Our lives and routines have been tossed into the air this week. The pieces lie scattered on the floor like toys, and I hardly recognize them. It’s the long-awaited visit of our grandson Felix. There is no way I could have been prepared for his impact.

I’m not complaining. This is the way it is when wishes come true. Their complicated dimensions begin to emerge, and you start to realize that this is going to involve work and a bit of deprivation, and in your bed at the end of the day, you scroll through the unchecked to-do list in your mind, wonder what you did to make you so very tired, and worry more fervently than ever about the kind of future your little time traveler will know. But you savor the joys, of course, and marvel that you have been so blessed, and you say it in your head again and again: Our grandson is here. I have a grandson and he is here, in the house next door.

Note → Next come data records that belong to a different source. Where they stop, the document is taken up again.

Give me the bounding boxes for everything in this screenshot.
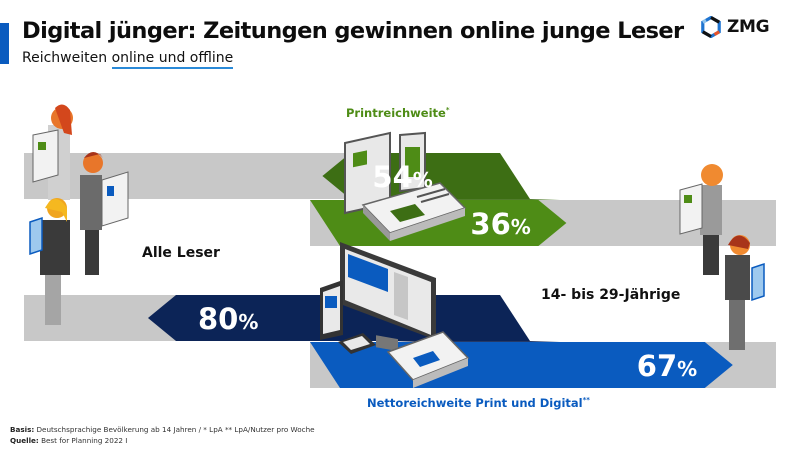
zmg-logo-icon — [701, 16, 721, 38]
value-suffix: % — [677, 357, 697, 381]
legend-label-print: Printreichweite* — [346, 106, 449, 120]
footnote-source: Quelle: Best for Planning 2022 I — [10, 435, 315, 446]
digital-media-illustration — [320, 242, 470, 388]
value-label: 36% — [470, 207, 530, 241]
footnote-basis: Basis: Deutschsprachige Bevölkerung ab 1… — [10, 424, 315, 435]
zmg-logo: ZMG — [700, 16, 770, 38]
value-number: 54 — [372, 160, 412, 194]
young-readers-people-illustration — [679, 164, 765, 350]
legend-net-text: Nettoreichweite Print und Digital — [367, 396, 583, 410]
source-text: Best for Planning 2022 I — [38, 436, 128, 445]
logo-text: ZMG — [727, 17, 770, 37]
source-label: Quelle: — [10, 436, 39, 445]
basis-label: Basis: — [10, 425, 35, 434]
value-suffix: % — [238, 310, 258, 334]
group-label-young-readers: 14- bis 29-Jährige — [541, 287, 681, 303]
group-label-all-readers: Alle Leser — [142, 245, 220, 261]
basis-text: Deutschsprachige Bevölkerung ab 14 Jahre… — [34, 425, 315, 434]
value-number: 67 — [637, 349, 677, 383]
value-number: 80 — [198, 302, 238, 336]
all-readers-people-illustration — [29, 104, 129, 325]
value-suffix: % — [413, 168, 433, 192]
legend-label-net: Nettoreichweite Print und Digital** — [367, 396, 590, 410]
page-title: Digital jünger: Zeitungen gewinnen onlin… — [22, 18, 684, 44]
legend-print-text: Printreichweite — [346, 106, 446, 120]
legend-print-mark: * — [445, 106, 450, 115]
value-label: 80% — [198, 302, 258, 336]
footnote: Basis: Deutschsprachige Bevölkerung ab 1… — [10, 424, 315, 446]
subtitle-plain: Reichweiten — [22, 50, 112, 66]
value-label: 54% — [372, 160, 432, 194]
value-suffix: % — [511, 215, 531, 239]
value-label: 67% — [637, 349, 697, 383]
legend-net-mark: ** — [582, 396, 590, 405]
subtitle-underlined: online und offline — [111, 50, 234, 69]
print-media-illustration — [344, 131, 467, 241]
value-number: 36 — [470, 207, 510, 241]
title-accent-bar — [0, 23, 9, 64]
page-subtitle: Reichweiten online und offline — [22, 50, 234, 69]
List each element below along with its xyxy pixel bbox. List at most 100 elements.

I have no picture of my favorite moment from yesterday, but I will never forget it. A little boy with golden brown hair in a rust-colored fleece jacket knocked on our door early in the morning. In his chubby hands, he held an orange he had picked. He wanted to cut it and squeeze it into juice, and we obliged him as quickly as we could.

That’s what we do. We oblige and accommodate, taking care to protect, anticipate, and instruct, of course, but mostly deferring to him. He is very good at making his needs and desires known, and as the mother of his mother, I must have done this long ago, but I’d forgotten how abruptly and thoroughly the parents’ desires are eclipsed. I’d forgotten this mixture of enchantment and exhaustion.

One of my goals has been to successfully put him down for his nap, and yesterday I achieved that. It was preceded by plaintive cries for Mama and Dada, and I had to lift him back up from his playpen-bed more than once, but he settled on my lap and I read him a story, and gradually I felt the weight of his dear heavy head falling against my arm.

How new the world is now! The green hills are shimmering, the cows are objects of awe and delight, a lot behind the dumpster full of rusting trucks and tractors is a virtual amusement park. How fraught with risk and danger, too––so many steep hillsides and sharp rocks, so many breakable objects, so many possible missteps.

He will appear soon, and I’m sitting in this space of quiet, typing while I can and gathering my thoughts. I see that I had built a kind of fortress for myself, with walls made of aspirations, rules, and goals. I see that I was paying insufficient attention to birds hopping on branches, the gleam of machinery, the good clatter of pots and pans. I’m not at all sure what I was hurrying to, but my pace was usually brisk.

I might as well dismantle the fortress. It wasn’t working anyway. Today I’m going to wash my hair and try not to trip on toys.